I have some field system logs for some of the devices that I can check for a verified 201 handshake if that would be useful.

The visual Visual of lost data as described here https://www.envirodiy.org/topic/monitoring-power-consumption/#post-18197

Might be related to #605

SRGDamia1 commented 8 months ago

I'm also seeing a gap there for my sites in the online data. But there's no gap in my local record of data that I scrape from the website every few hours. So, the data did make it to the server, was available for download, and was later lost.

@neilh10 Your loggers were likely getting 201s, so there's no reason to dig through their logs.

@ptomasula can you please look into this? I suspect the gap must be caused by a database migration related to the StreamWatch Schools update or the hotfix on 9/26.

SRGDamia1 commented 8 months ago

I do not think this is related to #605.

neilh10 commented 8 months ago

@SRGDamia1 thanks for the insights. It looks like we both have ways that we are trying to verify the life cycle of the data.
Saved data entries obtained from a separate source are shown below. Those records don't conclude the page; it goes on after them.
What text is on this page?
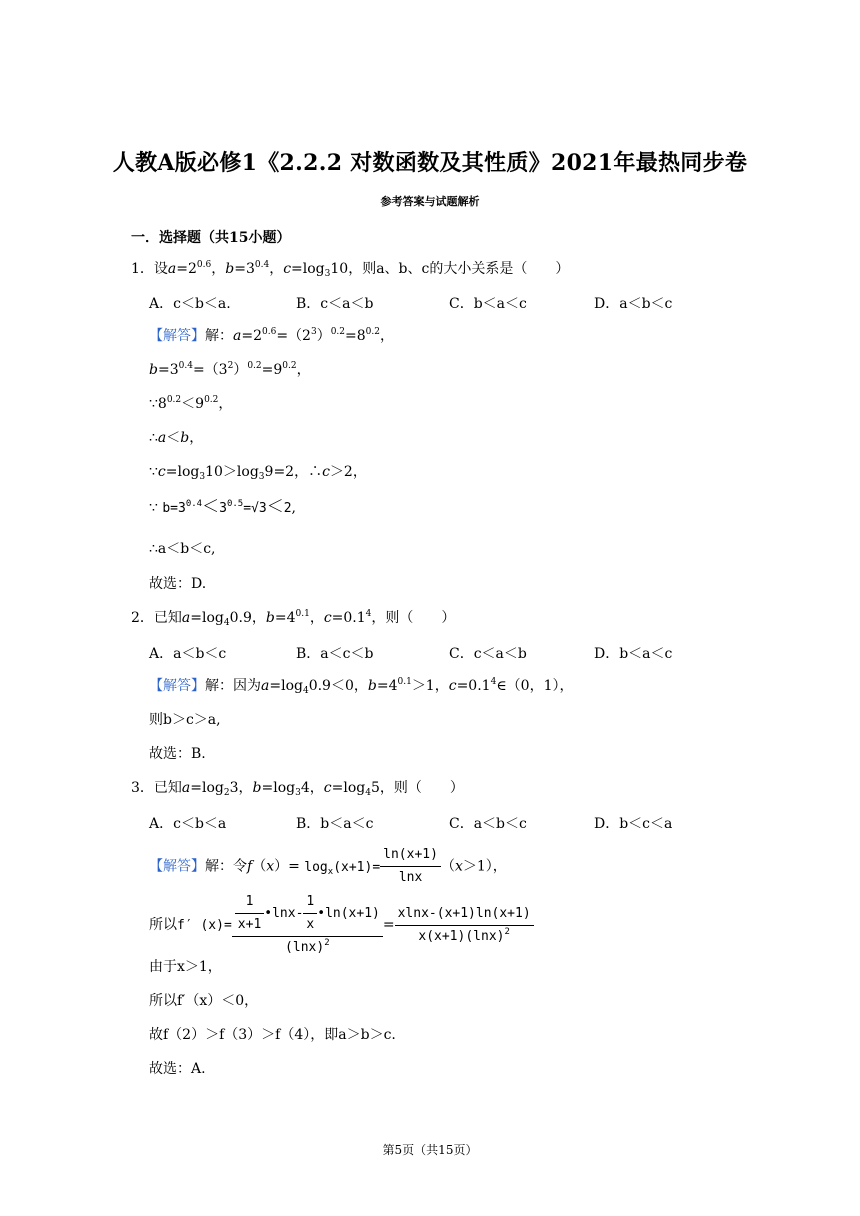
人教A版必修1《2.2.2 对数函数及其性质》2021年最热同步卷
参考答案与试题解析
一．选择题（共15小题）
1．设$a=2^{0.6}$，$b=3^{0.4}$，$c=\log_310$，则a、b、c的大小关系是（　　）
A．c＜b＜a.	B．c＜a＜b	C．b＜a＜c	D．a＜b＜c
【解答】解：$a=2^{0.6}=(2^3)^{0.2}=8^{0.2}$，
$b=3^{0.4}=(3^2)^{0.2}=9^{0.2}$，
$\because 8^{0.2}<9^{0.2}$，
∴a＜b，
$\because c=\log_310>\log_39=2$，∴c＞2，
∵ $b=3^{0.4}<3^{0.5}=√3<2$,
∴a＜b＜c,
故选：D.
2．已知$a=\log_40.9$，$b=4^{0.1}$，$c=0.1^4$，则（　　）
A．a＜b＜c	B．a＜c＜b	C．c＜a＜b	D．b＜a＜c
【解答】解：因为$a=\log_40.9<0$，$b=4^{0.1}>1$，$c=0.1^4\in(0$，1），
则b＞c＞a,
故选：B.
3．已知$a=\log_23$，$b=\log_34$，$c=\log_45$，则（　　）
A．c＜b＜a	B．b＜a＜c	C．a＜b＜c	D．b＜c＜a
【解答】解：令$f(x)= \log_x(x+1)= \frac{\ln(x+1)}{\ln x} (x>1)$，
所以f′ $(x)= \frac{\frac{1}{x+1} •\ln x- \frac{1}{x} •\ln(x+1)}{(\ln x)^2} = \frac{xlnx-(x+1)\ln(x+1)}{x(x+1)(\ln x)^2}$
由于x＞1，
所以f′（x）＜0，
故f（2）＞f（3）＞f（4），即a＞b＞c.
故选：A.
第5页（共15页）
Just an fryi to who over looks into it, I have had some devices (NA13 and GV01) with connectivity issues, that got delayed in delivering their data, and subsequently are now delivering the data - so there is likely to be some devices with data in that window.

I mentioned https://github.com/ODM2/ODM2DataSharingPortal/issues/605 as it seemed there was never any investigation done into it - but maybe its just to old to consider now.

aufdenkampe commented 7 months ago

@ptomasula and I will look into this. It's definitely related to our database migration process.

Please note that in every one of our releases in the last few years, we've been trying to eliminate legacy code and database issues, and that always requires migrating databases. We've been increasingly automating the process; it used to take us many hours and lately we've done it in 15-30 minutes. In the next release, we hope to reduce that time even further to a couple of minutes. To date, when we do this, we don't have a database available to receive the data, so all data arriving during that time is lost. That will no longer be an issue once we implement Simple Queue Service with #688, sometime this spring.

With all that said, the data lose in this issue must have resulted in a hot fix we made, which is a separate issue than our normal release workflow. We can look at it a bit closer to figure out if we can restore that data.

neilh10 commented 2 weeks ago

I'm closing this as I believe the reasons for the lost data has been identified, and there is better active monitoring . It probably can't be guaranteed from happening again, however there is a lot more discussion about possibly failure modes.